An application is a set of data configurations, such as data source schema, index schema, and data attributes. An application serves as a search service.
A document is a search unit of structured data. A document can contain one or more fields and must have a primary key field. OpenSearch identifies a unique document based on the value of the primary key field. If a new document has the same primary key value as an existing document, the exiting document is overwritten by the new one.
A field is a component of a document. A field consists of a field name and a field value.
To help you process data during data import, OpenSearch provides various built-in data processing plug-ins. You can choose to use these plug-ins by using the content conversion feature when you define the schema or configure a data source for an application.
The original data to be pushed to OpenSearch. It contains one or more source fields.
A source field is the smallest unit of the source data. A source field consists of a field name and a field value. For more information about supported data types, see Application schema and index schema.
An index is a data structure that is used to accelerate document retrieval. You can create multiple indexes.
You can create a composite index on multiple source fields of the text types such as TEXT and SHORT_TEXT. For example, if you need to create a forum search service that supports both title-based searches and comprehensive searches based on titles and bodies, you can create the title_search index on titles and the default index on both titles and bodies. This way, title-based searches are implemented based on the title_search index. Comprehensive searches based on titles and bodies are implemented based on the default index.
Index fields can be used in query clauses. To implement high-performance data retrieval, you must define index fields.
Attribute fields can be used in the FILTER, SORT, AGGREGATE, and DISTINCT clauses of queries to implement features such as filtering and statistics.
default display field
Default display fields are displayed in search results. You can use fetch_fields, which is an API parameter, to specify the fields to return for each search request. Note that if you set the fetch_fields parameter in your program, the configurations of the default display fields in your application are ignored and the fields that are specified by the fetch_fields parameter are displayed in the search results. If you do not set the fetch_fields parameter in your program, the default display fields in your application are displayed in the search results.
This feature is used to segment the field values in documents that are pushed to OpenSearch. For example, the English - Analysis with Word Root analyzer can segment the "english analyzer" query string into "english" and "analyzer".
A term is a text element generated after analysis.
After analysis, indexes are built based on terms. This allows OpenSearch to locate specific documents based on search requests in a fast manner. Search engines can build two types of linked lists: inverted indexes and forward indexes.
An inverted index is a linked list that maps terms to their locations in a set of documents. Inverted indexes are used in query clauses to improve query efficiency. Example: term1->doc1,doc2,doc3 and term2->doc1,doc2.
A forward index is a linked list that maps documents to fields. Forward indexes are used in FILTER clauses. The efficiency of forward indexes is lower than that of inverted indexes. Example: doc1->id,type,create_time…

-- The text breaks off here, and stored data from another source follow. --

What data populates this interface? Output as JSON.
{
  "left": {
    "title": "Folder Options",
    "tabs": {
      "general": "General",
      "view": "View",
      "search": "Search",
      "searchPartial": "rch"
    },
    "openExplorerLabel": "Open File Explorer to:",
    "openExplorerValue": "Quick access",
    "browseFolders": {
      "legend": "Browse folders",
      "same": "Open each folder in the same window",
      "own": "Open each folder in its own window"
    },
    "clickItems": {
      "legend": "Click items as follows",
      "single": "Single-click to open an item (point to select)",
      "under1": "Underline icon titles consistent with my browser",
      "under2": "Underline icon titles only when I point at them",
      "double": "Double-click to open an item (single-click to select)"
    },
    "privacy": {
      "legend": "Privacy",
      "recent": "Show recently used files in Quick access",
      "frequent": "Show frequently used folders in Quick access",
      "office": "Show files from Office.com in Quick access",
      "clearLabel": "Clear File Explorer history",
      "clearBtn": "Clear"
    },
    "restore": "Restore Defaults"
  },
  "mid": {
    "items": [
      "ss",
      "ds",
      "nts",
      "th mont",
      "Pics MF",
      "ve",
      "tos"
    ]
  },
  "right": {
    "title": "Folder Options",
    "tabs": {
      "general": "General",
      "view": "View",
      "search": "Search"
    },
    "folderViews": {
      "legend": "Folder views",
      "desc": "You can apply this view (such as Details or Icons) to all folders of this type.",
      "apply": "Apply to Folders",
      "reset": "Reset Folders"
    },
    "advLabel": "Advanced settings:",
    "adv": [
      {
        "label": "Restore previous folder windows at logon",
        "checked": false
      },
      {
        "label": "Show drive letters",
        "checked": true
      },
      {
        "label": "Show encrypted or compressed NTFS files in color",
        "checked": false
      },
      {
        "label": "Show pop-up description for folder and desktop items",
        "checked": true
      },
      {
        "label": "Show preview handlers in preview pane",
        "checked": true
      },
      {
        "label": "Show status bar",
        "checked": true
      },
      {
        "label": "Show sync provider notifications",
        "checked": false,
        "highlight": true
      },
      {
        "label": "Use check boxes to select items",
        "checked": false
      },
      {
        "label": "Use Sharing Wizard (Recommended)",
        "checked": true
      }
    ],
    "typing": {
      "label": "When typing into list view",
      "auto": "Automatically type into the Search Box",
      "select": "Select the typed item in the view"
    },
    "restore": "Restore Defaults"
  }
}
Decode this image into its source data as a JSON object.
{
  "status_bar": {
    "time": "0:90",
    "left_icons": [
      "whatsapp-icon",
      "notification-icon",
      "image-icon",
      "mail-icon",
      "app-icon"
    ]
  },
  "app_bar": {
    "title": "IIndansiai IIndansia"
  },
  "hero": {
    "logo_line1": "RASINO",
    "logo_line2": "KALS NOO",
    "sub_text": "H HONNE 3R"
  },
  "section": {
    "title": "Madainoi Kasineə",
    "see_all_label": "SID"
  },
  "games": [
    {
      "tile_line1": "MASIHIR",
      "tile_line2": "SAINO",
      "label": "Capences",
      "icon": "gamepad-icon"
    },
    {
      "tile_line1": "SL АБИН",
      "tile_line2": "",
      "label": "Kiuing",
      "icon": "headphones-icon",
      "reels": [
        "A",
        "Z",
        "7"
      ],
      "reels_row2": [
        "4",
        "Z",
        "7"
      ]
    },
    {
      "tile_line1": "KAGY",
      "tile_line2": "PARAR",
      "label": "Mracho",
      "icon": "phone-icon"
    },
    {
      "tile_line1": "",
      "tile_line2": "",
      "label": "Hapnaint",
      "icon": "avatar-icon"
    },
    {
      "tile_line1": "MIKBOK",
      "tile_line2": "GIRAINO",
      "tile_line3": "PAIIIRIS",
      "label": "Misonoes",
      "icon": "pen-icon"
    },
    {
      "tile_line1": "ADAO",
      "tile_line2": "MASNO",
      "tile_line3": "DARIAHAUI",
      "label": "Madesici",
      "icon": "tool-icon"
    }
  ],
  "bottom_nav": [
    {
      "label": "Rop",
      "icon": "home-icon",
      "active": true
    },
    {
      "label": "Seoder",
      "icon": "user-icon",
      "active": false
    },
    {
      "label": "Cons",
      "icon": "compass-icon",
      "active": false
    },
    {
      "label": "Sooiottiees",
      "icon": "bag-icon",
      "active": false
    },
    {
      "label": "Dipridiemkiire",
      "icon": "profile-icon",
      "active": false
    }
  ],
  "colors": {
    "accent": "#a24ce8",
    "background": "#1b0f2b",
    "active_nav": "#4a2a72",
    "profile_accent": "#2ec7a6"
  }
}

After documents are pushed to OpenSearch, the field values in the documents are segmented into individual terms based on query keywords. OpenSearch looks up inverted indexes that are built based on the terms to find matched documents. This process is referred as retrieval.
The number of documents that are retrieved.
The source of data to be pushed. OpenSearch supports automatic integration with major Alibaba Cloud storage services.
This feature reindexes on data. Generally, you need to manually rebuild indexes after you configure a data source for an application for the first time, modify the data source, or modify the application schema. Scheduled reindexing is used to re-import full data to an application. You must enable automatic data synchronization to use this feature.
The cumulative size of total documents of tables in an application. The cumulative size is calculated based on the field values. Each field value is converted to a string to calculate the cumulative size.
The number of queries per second.
Logical computing unit (LCU) is the unit that is used to measure the computing power of a search service. A LCU indicates the computing power of 10 millicores in a search cluster. Millicore is the unit of CPU resources. Each millicore is one thousandth of one core.
A sort expression is a mathematical expression that you can write to control the sorting of search results. You can use basic mathematical operations, mathematical functions and built-in functions to write a sort expression.
rough sort expression
A rough sort expression is used to sort the search results for the first round. In this round, all documents that meet the specified conditions are traversed. Up to 1 million documents can be traversed. In this case, you need to write a simple rough sort expression to sort the search results by key factors. For example, you can sort the search results for news by textuality and timeliness. The system calculates the matching scores of the documents based on a rough sort expression and sorts the documents based on the calculated scores.
fine sort expression
The system selects top N results that are sorted based on a rough sort and calculates the matching scores of the results in a more precise manner by using a fine sort expression. Then, the system sorts the results based on the calculated scores and returns the results to users.
search result summary
Generally, the length of text content is long. To help users understand the main content of a document, only a part of content of a document is displayed in the search results.
OpenSearch allows you to create various query analysis rules, such as spelling check, stop word filtering, and term weight analysis. This allows you to implement a better search intervention and search experience for users.